Orduda birlik komutanlığı yapan lider personel, zorunlu askerlikle silâh altında tutulan erbaş ve erleri, kurumsal etkinlik noktasında yetersiz ve isteksiz bulmakla birlikte; aynı kitleyi kurum içinde ilave hiçbir talebi olmayan, en kolay yönetilebilir ve yönlendirilebilir kitle olarak da değerlendirmektedir. Kurumdaki subaylar; astsubayları ve uzman erbaşları ‘‘mutlak itaat’’ kavramının fazla işlemediği ve bilgi/tecrübe temelinde hakim olunması gereken ve yönetilmesi zor profesyoneller olarak algılamaktadır. Profesyonel orduya geçilmesi durumunda oluşturulacak ve muhtemel bir profesyonel er statüsü de, diğer statüler kadar olmasa da, liderlerin yetkinliğine dönük yeni bir sorgulamanın önünü açacaktır.
Türkiye’de, sözleşmeli askerlerle zorunlu askerliğin birlikte yürütüldüğü bir Karma Ordu modelinin bugün ve gelecekte daha fazla tartışılacağı ve geçiş süreci uygulaması olarak sistemde yerini alacağı görülmektedir. Almanya’nın halen uygulamakta olduğu karma modeli değerlendiren Bröchling,86 zorunlu askerlik süresinin kısaltılması ile birlikte bu ikili uygulamanın askerler arasındaki bölünmeyi daha da artıracağına dikkati çekmektedir.
Burada, yazarın vurgu yaptığı nokta, statüleri ve maaşları ile birlikte görevleri de farklılaşan bu eş zamanlı iki askerlik uygulamasının yaratacağı problemlerdir.
Profesyonel orduya geçişin önündeki engellerden birisi olarak ortaya konulan, daha yüksek bütçe gerekliliği konusuna da değinmek gerekmektedir. 2020 yılı için planlanan ve gizli tutulan bir kuvvet yapısının (kara ordusu) küçülme, modernizasyon ve profesyonelleşme boyutlarında ne getireceği kamuoyu için belirsizdir. Bu noktada, 2020 yılı için bugünden başlaması gereken profesyonel orduya geçiş faaliyetlerinde, ortaya konulan ve tartışılan bir model bile yokken, maliyetten ve bütçe problemlerinden bahsetmek mümkün değildir.

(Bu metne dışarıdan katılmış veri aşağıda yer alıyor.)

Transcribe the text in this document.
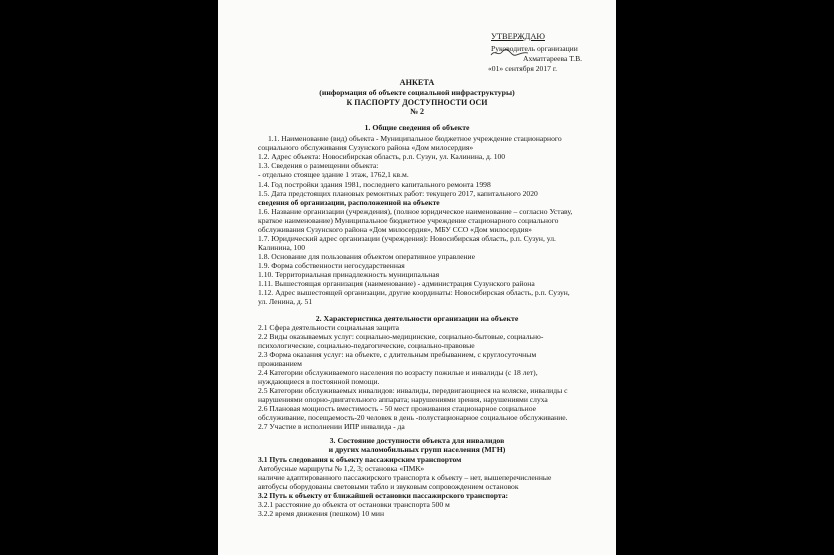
УТВЕРЖДАЮ
Руководитель организации
Ахматгареева Т.В.
«01» сентября 2017 г.
АНКЕТА
(информация об объекте социальной инфраструктуры)
К ПАСПОРТУ ДОСТУПНОСТИ ОСИ
№ 2
1. Общие сведения об объекте
1.1. Наименование (вид) объекта - Муниципальное бюджетное учреждение стационарного
социального обслуживания Сузунского района «Дом милосердия»
1.2. Адрес объекта: Новосибирская область, р.п. Сузун, ул. Калинина, д. 100
1.3. Сведения о размещении объекта:
- отдельно стоящее здание 1 этаж, 1762,1 кв.м.
1.4. Год постройки здания 1981, последнего капитального ремонта 1998
1.5. Дата предстоящих плановых ремонтных работ: текущего 2017, капитального 2020
сведения об организации, расположенной на объекте
1.6. Название организации (учреждения), (полное юридическое наименование – согласно Уставу,
краткое наименование) Муниципальное бюджетное учреждение стационарного социального
обслуживания Сузунского района «Дом милосердия», МБУ ССО «Дом милосердия»
1.7. Юридический адрес организации (учреждения): Новосибирская область, р.п. Сузун, ул.
Калинина, 100
1.8. Основание для пользования объектом оперативное управление
1.9. Форма собственности негосударственная
1.10. Территориальная принадлежность муниципальная
1.11. Вышестоящая организация (наименование) - администрация Сузунского района
1.12. Адрес вышестоящей организации, другие координаты: Новосибирская область, р.п. Сузун,
ул. Ленина, д. 51
2. Характеристика деятельности организации на объекте
2.1 Сфера деятельности социальная защита
2.2 Виды оказываемых услуг: социально-медицинские, социально-бытовые, социально-
психологические, социально-педагогические, социально-правовые
2.3 Форма оказания услуг: на объекте, с длительным пребыванием, с круглосуточным
проживанием
2.4 Категории обслуживаемого населения по возрасту пожилые и инвалиды (с 18 лет),
нуждающиеся в постоянной помощи.
2.5 Категории обслуживаемых инвалидов: инвалиды, передвигающиеся на коляске, инвалиды с
нарушениями опорно-двигательного аппарата; нарушениями зрения, нарушениями слуха
2.6 Плановая мощность вместимость - 50 мест проживания стационарное социальное
обслуживание, посещаемость-20 человек в день -полустационарное социальное обслуживание.
2.7 Участие в исполнении ИПР инвалида - да
3. Состояние доступности объекта для инвалидов
и других маломобильных групп населения (МГН)
3.1 Путь следования к объекту пассажирским транспортом
Автобусные маршруты № 1,2, 3; остановка «ПМК»
наличие адаптированного пассажирского транспорта к объекту – нет, вышеперечисленные
автобусы оборудованы световыми табло и звуковым сопровождением остановок
3.2 Путь к объекту от ближайшей остановки пассажирского транспорта:
3.2.1 расстояние до объекта от остановки транспорта 500 м
3.2.2 время движения (пешком) 10 мин
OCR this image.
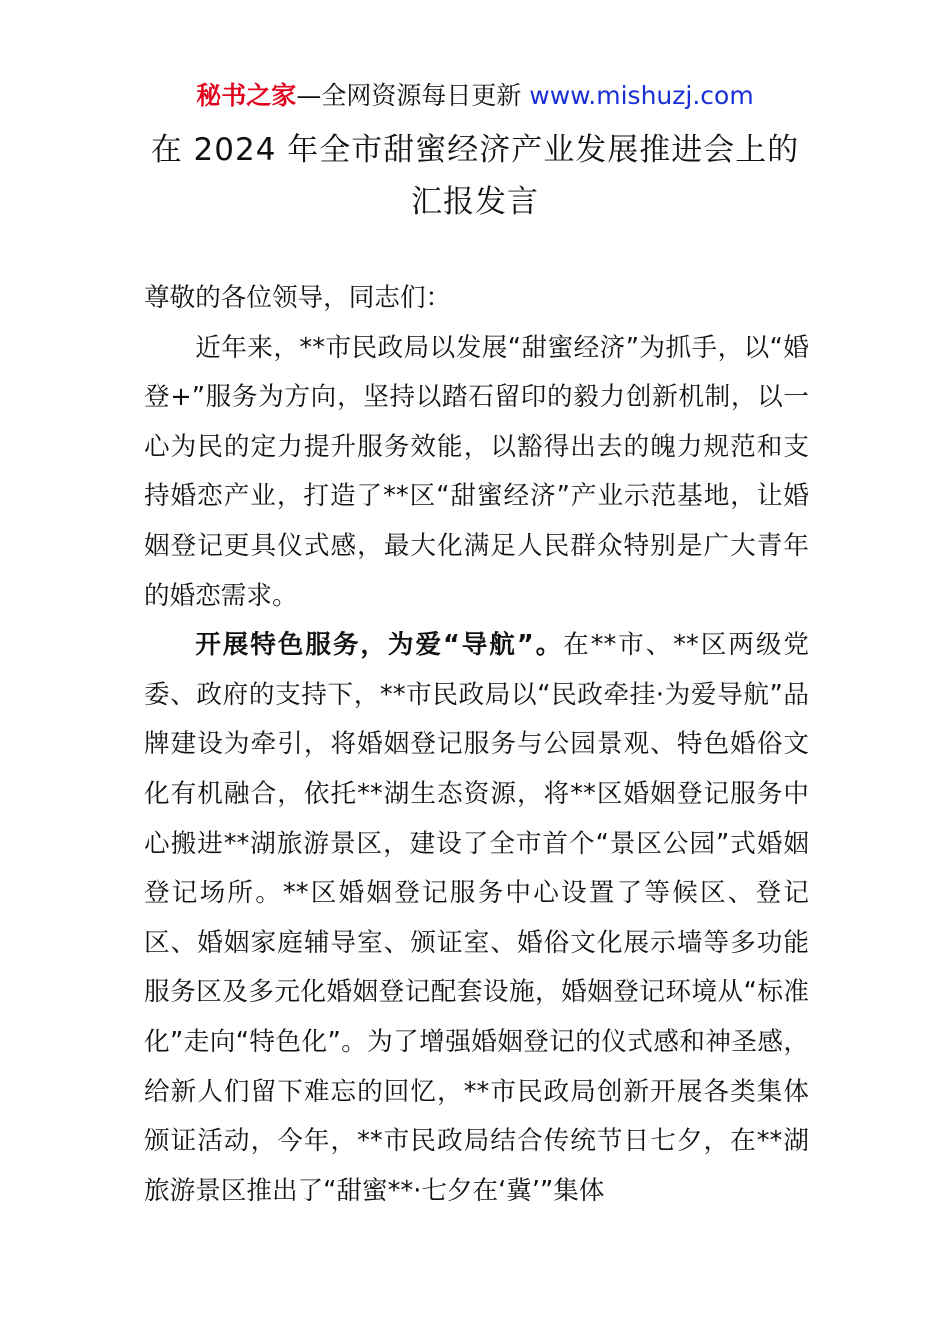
秘书之家—全网资源每日更新 www.mishuzj.com
在 2024 年全市甜蜜经济产业发展推进会上的
汇报发言

尊敬的各位领导，同志们：

近年来，**市民政局以发展“甜蜜经济”为抓手，以“婚登+”服务为方向，坚持以踏石留印的毅力创新机制，以一心为民的定力提升服务效能，以豁得出去的魄力规范和支持婚恋产业，打造了**区“甜蜜经济”产业示范基地，让婚姻登记更具仪式感，最大化满足人民群众特别是广大青年的婚恋需求。

开展特色服务，为爱“导航”。在**市、**区两级党委、政府的支持下，**市民政局以“民政牵挂·为爱导航”品牌建设为牵引，将婚姻登记服务与公园景观、特色婚俗文化有机融合，依托**湖生态资源，将**区婚姻登记服务中心搬进**湖旅游景区，建设了全市首个“景区公园”式婚姻登记场所。**区婚姻登记服务中心设置了等候区、登记区、婚姻家庭辅导室、颁证室、婚俗文化展示墙等多功能服务区及多元化婚姻登记配套设施，婚姻登记环境从“标准化”走向“特色化”。为了增强婚姻登记的仪式感和神圣感，给新人们留下难忘的回忆，**市民政局创新开展各类集体颁证活动，今年，**市民政局结合传统节日七夕，在**湖旅游景区推出了“甜蜜**·七夕在‘冀’”集体
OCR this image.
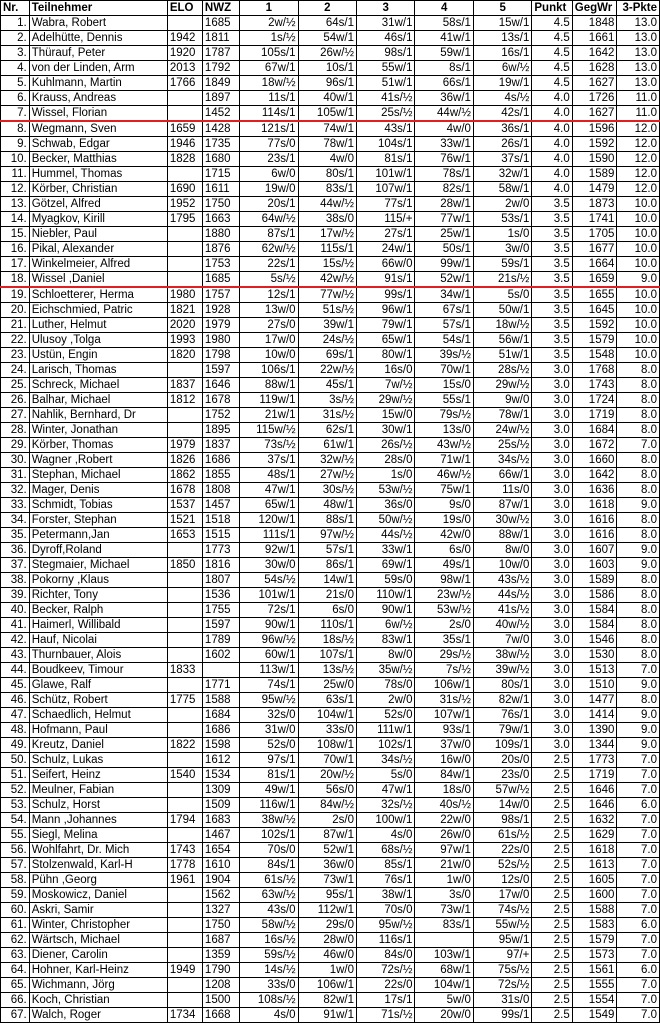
Nr.	Teilnehmer	ELO	NWZ	1	2	3	4	5	Punkt	GegWr	3-Pkte
1.	Wabra, Robert		1685	2w/½	64s/1	31w/1	58s/1	15w/1	4.5	1848	13.0
2.	Adelhütte, Dennis	1942	1811	1s/½	54w/1	46s/1	41w/1	13s/1	4.5	1661	13.0
3.	Thürauf, Peter	1920	1787	105s/1	26w/½	98s/1	59w/1	16s/1	4.5	1642	13.0
4.	von der Linden, Arm	2013	1792	67w/1	10s/1	55w/1	8s/1	6w/½	4.5	1628	13.0
5.	Kuhlmann, Martin	1766	1849	18w/½	96s/1	51w/1	66s/1	19w/1	4.5	1627	13.0
6.	Krauss, Andreas		1897	11s/1	40w/1	41s/½	36w/1	4s/½	4.0	1726	11.0
7.	Wissel, Florian		1452	114s/1	105w/1	25s/½	44w/½	42s/1	4.0	1627	11.0
8.	Wegmann, Sven	1659	1428	121s/1	74w/1	43s/1	4w/0	36s/1	4.0	1596	12.0
9.	Schwab, Edgar	1946	1735	77s/0	78w/1	104s/1	33w/1	26s/1	4.0	1592	12.0
10.	Becker, Matthias	1828	1680	23s/1	4w/0	81s/1	76w/1	37s/1	4.0	1590	12.0
11.	Hummel, Thomas		1715	6w/0	80s/1	101w/1	78s/1	32w/1	4.0	1589	12.0
12.	Körber, Christian	1690	1611	19w/0	83s/1	107w/1	82s/1	58w/1	4.0	1479	12.0
13.	Götzel, Alfred	1952	1750	20s/1	44w/½	77s/1	28w/1	2w/0	3.5	1873	10.0
14.	Myagkov, Kirill	1795	1663	64w/½	38s/0	115/+	77w/1	53s/1	3.5	1741	10.0
15.	Niebler, Paul		1880	87s/1	17w/½	27s/1	25w/1	1s/0	3.5	1705	10.0
16.	Pikal, Alexander		1876	62w/½	115s/1	24w/1	50s/1	3w/0	3.5	1677	10.0
17.	Winkelmeier, Alfred		1753	22s/1	15s/½	66w/0	99w/1	59s/1	3.5	1664	10.0
18.	Wissel ,Daniel		1685	5s/½	42w/½	91s/1	52w/1	21s/½	3.5	1659	9.0
19.	Schloetterer, Herma	1980	1757	12s/1	77w/½	99s/1	34w/1	5s/0	3.5	1655	10.0
20.	Eichschmied, Patric	1821	1928	13w/0	51s/½	96w/1	67s/1	50w/1	3.5	1645	10.0
21.	Luther, Helmut	2020	1979	27s/0	39w/1	79w/1	57s/1	18w/½	3.5	1592	10.0
22.	Ulusoy ,Tolga	1993	1980	17w/0	24s/½	65w/1	54s/1	56w/1	3.5	1579	10.0
23.	Ustün, Engin	1820	1798	10w/0	69s/1	80w/1	39s/½	51w/1	3.5	1548	10.0
24.	Larisch, Thomas		1597	106s/1	22w/½	16s/0	70w/1	28s/½	3.0	1768	8.0
25.	Schreck, Michael	1837	1646	88w/1	45s/1	7w/½	15s/0	29w/½	3.0	1743	8.0
26.	Balhar, Michael	1812	1678	119w/1	3s/½	29w/½	55s/1	9w/0	3.0	1724	8.0
27.	Nahlik, Bernhard, Dr		1752	21w/1	31s/½	15w/0	79s/½	78w/1	3.0	1719	8.0
28.	Winter, Jonathan		1895	115w/½	62s/1	30w/1	13s/0	24w/½	3.0	1684	8.0
29.	Körber, Thomas	1979	1837	73s/½	61w/1	26s/½	43w/½	25s/½	3.0	1672	7.0
30.	Wagner ,Robert	1826	1686	37s/1	32w/½	28s/0	71w/1	34s/½	3.0	1660	8.0
31.	Stephan, Michael	1862	1855	48s/1	27w/½	1s/0	46w/½	66w/1	3.0	1642	8.0
32.	Mager, Denis	1678	1808	47w/1	30s/½	53w/½	75w/1	11s/0	3.0	1636	8.0
33.	Schmidt, Tobias	1537	1457	65w/1	48w/1	36s/0	9s/0	87w/1	3.0	1618	9.0
34.	Forster, Stephan	1521	1518	120w/1	88s/1	50w/½	19s/0	30w/½	3.0	1616	8.0
35.	Petermann,Jan	1653	1515	111s/1	97w/½	44s/½	42w/0	88w/1	3.0	1616	8.0
36.	Dyroff,Roland		1773	92w/1	57s/1	33w/1	6s/0	8w/0	3.0	1607	9.0
37.	Stegmaier, Michael	1850	1816	30w/0	86s/1	69w/1	49s/1	10w/0	3.0	1603	9.0
38.	Pokorny ,Klaus		1807	54s/½	14w/1	59s/0	98w/1	43s/½	3.0	1589	8.0
39.	Richter, Tony		1536	101w/1	21s/0	110w/1	23w/½	44s/½	3.0	1586	8.0
40.	Becker, Ralph		1755	72s/1	6s/0	90w/1	53w/½	41s/½	3.0	1584	8.0
41.	Haimerl, Willibald		1597	90w/1	110s/1	6w/½	2s/0	40w/½	3.0	1584	8.0
42.	Hauf, Nicolai		1789	96w/½	18s/½	83w/1	35s/1	7w/0	3.0	1546	8.0
43.	Thurnbauer, Alois		1602	60w/1	107s/1	8w/0	29s/½	38w/½	3.0	1530	8.0
44.	Boudkeev, Timour	1833		113w/1	13s/½	35w/½	7s/½	39w/½	3.0	1513	7.0
45.	Glawe, Ralf		1771	74s/1	25w/0	78s/0	106w/1	80s/1	3.0	1510	9.0
46.	Schütz, Robert	1775	1588	95w/½	63s/1	2w/0	31s/½	82w/1	3.0	1477	8.0
47.	Schaedlich, Helmut		1684	32s/0	104w/1	52s/0	107w/1	76s/1	3.0	1414	9.0
48.	Hofmann, Paul		1686	31w/0	33s/0	111w/1	93s/1	79w/1	3.0	1390	9.0
49.	Kreutz, Daniel	1822	1598	52s/0	108w/1	102s/1	37w/0	109s/1	3.0	1344	9.0
50.	Schulz, Lukas		1612	97s/1	70w/1	34s/½	16w/0	20s/0	2.5	1773	7.0
51.	Seifert, Heinz	1540	1534	81s/1	20w/½	5s/0	84w/1	23s/0	2.5	1719	7.0
52.	Meulner, Fabian		1309	49w/1	56s/0	47w/1	18s/0	57w/½	2.5	1646	7.0
53.	Schulz, Horst		1509	116w/1	84w/½	32s/½	40s/½	14w/0	2.5	1646	6.0
54.	Mann ,Johannes	1794	1683	38w/½	2s/0	100w/1	22w/0	98s/1	2.5	1632	7.0
55.	Siegl, Melina		1467	102s/1	87w/1	4s/0	26w/0	61s/½	2.5	1629	7.0
56.	Wohlfahrt, Dr. Mich	1743	1654	70s/0	52w/1	68s/½	97w/1	22s/0	2.5	1618	7.0
57.	Stolzenwald, Karl-H	1778	1610	84s/1	36w/0	85s/1	21w/0	52s/½	2.5	1613	7.0
58.	Pühn ,Georg	1961	1904	61s/½	73w/1	76s/1	1w/0	12s/0	2.5	1605	7.0
59.	Moskowicz, Daniel		1562	63w/½	95s/1	38w/1	3s/0	17w/0	2.5	1600	7.0
60.	Askri, Samir		1327	43s/0	112w/1	70s/0	73w/1	74s/½	2.5	1588	7.0
61.	Winter, Christopher		1750	58w/½	29s/0	95w/½	83s/1	55w/½	2.5	1583	6.0
62.	Wärtsch, Michael		1687	16s/½	28w/0	116s/1		95w/1	2.5	1579	7.0
63.	Diener, Carolin		1359	59s/½	46w/0	84s/0	103w/1	97/+	2.5	1573	7.0
64.	Hohner, Karl-Heinz	1949	1790	14s/½	1w/0	72s/½	68w/1	75s/½	2.5	1561	6.0
65.	Wichmann, Jörg		1208	33s/0	106w/1	22s/0	104w/1	72s/½	2.5	1555	7.0
66.	Koch, Christian		1500	108s/½	82w/1	17s/1	5w/0	31s/0	2.5	1554	7.0
67.	Walch, Roger	1734	1668	4s/0	91w/1	71s/½	20w/0	99s/1	2.5	1549	7.0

Profesyonelleşmenin savunma bütçesini iki veya üç katına çıkaracağı şeklinde, geçmişte dile getirilmiş bir diğeri ile çelişen tespitlerin87 varlığı maliyet konusunda ölçülebilir verilere dayalı ciddi bir çalışmanın yapılmadığını da göstermektedir.
Leander askerlik modelleri ile ilgili, ölçebilir veriler kadar ölçülemeyen değişken ve parametrelerin varlığına da vurgu yaparak, ordunun ihtiyaçlarına göre şekillenen bir zorunlu askerlik yapısında ne tam olarak bu modelin maliyeti, ne de buna alternatif olarak ortaya çıkacak modellerin maliyetleri konusunda genel yargılara varmanın mümkün olduğunu iddia etmektedir.88 Bu noktadan hareketle şu söylenebilir; mevcut zorunlu askerlik uygulamasının kurumsal etkinlik temelli yarattığı maliyet ile uygulamanın ulusal ekonomiye fırsat maliyeti tahmin edilebilir parametreler olmaktan oldukça uzaktır.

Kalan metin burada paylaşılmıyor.